A Remarkable Difference That One Fluorine Atom Confers on the Mechanisms of Inactivation of Human Ornithine Aminotransferase by Two Cyclohexene Analogues of γ-Aminobutyric Acid.

Human ornithine aminotransferase ( h OAT), a pyridoxal 5'-phosphate-dependent enzyme, plays a critical role in the progression of hepatocellular carcinoma (HCC). Pharmacological selective inhibition of h OAT has been shown to be a potential therapeutic approach for HCC. Inspired by the discovery of the nonselective aminotransferase inactivator (1 R ,3 S ,4 S )-3-amino-4-fluoro cyclopentane-1-carboxylic acid ( 1 ), in this work, we rationally designed, synthesized, and evaluated a novel series of fluorine-substituted cyclohexene analogues, thereby identifying 8 and 9 as novel selective h OAT time-dependent inhibitors.
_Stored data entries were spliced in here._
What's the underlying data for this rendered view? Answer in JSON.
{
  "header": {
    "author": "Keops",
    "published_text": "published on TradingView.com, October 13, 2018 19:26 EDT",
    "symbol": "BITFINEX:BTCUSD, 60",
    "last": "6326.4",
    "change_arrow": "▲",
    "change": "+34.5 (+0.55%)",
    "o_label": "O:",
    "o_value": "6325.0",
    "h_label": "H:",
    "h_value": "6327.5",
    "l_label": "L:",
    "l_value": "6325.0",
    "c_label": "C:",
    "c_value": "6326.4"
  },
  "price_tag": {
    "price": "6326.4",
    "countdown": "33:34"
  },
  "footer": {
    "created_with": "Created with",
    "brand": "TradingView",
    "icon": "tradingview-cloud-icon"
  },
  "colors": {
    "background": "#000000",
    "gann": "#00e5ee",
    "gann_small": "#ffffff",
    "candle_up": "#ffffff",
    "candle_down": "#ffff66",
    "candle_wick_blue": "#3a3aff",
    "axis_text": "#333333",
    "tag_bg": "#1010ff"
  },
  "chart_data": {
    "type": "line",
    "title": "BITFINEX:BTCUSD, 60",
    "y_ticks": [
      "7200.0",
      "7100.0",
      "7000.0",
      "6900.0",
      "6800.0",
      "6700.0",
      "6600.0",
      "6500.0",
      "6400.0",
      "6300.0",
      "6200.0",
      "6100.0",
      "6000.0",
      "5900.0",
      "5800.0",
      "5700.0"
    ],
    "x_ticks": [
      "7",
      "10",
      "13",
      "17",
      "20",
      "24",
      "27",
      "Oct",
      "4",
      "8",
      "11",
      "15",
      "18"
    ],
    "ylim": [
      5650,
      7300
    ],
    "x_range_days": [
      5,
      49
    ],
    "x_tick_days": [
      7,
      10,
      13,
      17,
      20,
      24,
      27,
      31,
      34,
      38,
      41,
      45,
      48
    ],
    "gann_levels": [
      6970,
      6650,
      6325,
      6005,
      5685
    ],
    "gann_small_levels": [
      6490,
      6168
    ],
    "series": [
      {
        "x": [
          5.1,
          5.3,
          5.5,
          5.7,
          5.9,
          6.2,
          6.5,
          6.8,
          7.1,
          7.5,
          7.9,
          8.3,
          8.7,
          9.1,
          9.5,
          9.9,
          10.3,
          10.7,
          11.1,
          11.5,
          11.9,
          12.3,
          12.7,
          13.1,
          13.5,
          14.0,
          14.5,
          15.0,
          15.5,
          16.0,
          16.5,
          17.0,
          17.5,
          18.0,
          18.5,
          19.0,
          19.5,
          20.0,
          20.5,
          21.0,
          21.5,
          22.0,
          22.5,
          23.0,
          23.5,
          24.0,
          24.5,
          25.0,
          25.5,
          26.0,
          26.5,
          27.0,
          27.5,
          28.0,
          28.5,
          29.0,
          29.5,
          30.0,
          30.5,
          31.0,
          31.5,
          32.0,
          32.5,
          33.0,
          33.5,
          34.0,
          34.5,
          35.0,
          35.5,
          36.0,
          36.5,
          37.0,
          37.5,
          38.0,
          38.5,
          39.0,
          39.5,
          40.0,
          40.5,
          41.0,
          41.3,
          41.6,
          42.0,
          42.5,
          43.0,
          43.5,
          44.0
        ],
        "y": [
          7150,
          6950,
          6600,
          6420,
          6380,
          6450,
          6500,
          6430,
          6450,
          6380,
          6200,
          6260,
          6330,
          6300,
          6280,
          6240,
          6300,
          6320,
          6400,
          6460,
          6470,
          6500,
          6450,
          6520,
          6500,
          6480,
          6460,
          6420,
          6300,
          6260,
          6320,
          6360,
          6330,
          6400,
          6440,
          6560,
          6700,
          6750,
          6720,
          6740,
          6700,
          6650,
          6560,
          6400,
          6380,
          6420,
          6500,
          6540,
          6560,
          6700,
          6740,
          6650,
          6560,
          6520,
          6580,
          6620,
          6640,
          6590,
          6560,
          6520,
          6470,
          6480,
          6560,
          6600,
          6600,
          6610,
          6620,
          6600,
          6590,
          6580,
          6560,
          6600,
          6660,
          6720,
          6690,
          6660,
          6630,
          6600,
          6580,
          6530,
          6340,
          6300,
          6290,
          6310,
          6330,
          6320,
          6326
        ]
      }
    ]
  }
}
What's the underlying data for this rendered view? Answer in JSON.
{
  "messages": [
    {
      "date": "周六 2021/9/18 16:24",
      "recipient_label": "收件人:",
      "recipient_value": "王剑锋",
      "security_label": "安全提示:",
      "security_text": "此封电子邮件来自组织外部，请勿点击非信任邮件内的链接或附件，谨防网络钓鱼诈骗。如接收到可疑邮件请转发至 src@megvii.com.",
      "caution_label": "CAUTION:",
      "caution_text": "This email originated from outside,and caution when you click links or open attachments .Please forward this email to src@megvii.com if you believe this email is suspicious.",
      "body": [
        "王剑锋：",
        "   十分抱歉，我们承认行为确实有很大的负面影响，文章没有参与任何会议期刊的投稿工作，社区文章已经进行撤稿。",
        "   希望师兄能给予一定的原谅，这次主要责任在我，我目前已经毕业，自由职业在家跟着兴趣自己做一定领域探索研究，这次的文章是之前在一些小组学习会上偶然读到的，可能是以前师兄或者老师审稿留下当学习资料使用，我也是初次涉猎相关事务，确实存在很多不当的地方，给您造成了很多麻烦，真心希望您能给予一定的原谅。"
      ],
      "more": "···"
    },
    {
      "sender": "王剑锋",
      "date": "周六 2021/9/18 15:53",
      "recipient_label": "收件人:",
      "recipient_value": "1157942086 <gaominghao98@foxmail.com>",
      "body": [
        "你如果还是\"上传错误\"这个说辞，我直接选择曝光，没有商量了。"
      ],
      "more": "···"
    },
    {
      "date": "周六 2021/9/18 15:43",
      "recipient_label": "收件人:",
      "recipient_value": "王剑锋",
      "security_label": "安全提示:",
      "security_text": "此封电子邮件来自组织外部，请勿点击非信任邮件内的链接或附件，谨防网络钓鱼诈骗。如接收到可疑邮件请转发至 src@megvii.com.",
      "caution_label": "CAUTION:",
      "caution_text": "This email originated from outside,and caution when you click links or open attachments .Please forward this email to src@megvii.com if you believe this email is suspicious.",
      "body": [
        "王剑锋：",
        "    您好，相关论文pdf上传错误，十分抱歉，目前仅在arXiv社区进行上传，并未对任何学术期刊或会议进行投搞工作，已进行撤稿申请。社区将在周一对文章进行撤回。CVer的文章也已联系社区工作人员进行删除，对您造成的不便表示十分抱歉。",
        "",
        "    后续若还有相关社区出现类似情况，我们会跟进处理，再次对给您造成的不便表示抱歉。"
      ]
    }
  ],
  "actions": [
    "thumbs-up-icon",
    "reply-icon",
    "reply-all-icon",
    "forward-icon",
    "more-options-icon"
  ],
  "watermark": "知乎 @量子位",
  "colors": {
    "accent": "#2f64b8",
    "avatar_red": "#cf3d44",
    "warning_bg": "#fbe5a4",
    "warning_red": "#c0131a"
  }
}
Intact protein mass spectrometry and protein crystallography demonstrated 8 and 9 as covalent inhibitors of h OAT, which exhibit two distinct inactivation mechanisms resulting from the difference of a single fluorine atom. Interestingly, they share a similar turnover mechanism, according to the mass spectrometry-based analysis of metabolites and fluoride ion release experiments. Molecular dynamics (MD) simulations and electrostatic potential (ESP) charge calculations were conducted, which elucidated the significant influence of the one-fluorine difference on the corresponding intermediates, leading to two totally different inactivation pathways. The novel addition-aromatization inactivation mechanism for 9 contributes to its significantly enhanced potency, along with excellent selectivity over other aminotransferases.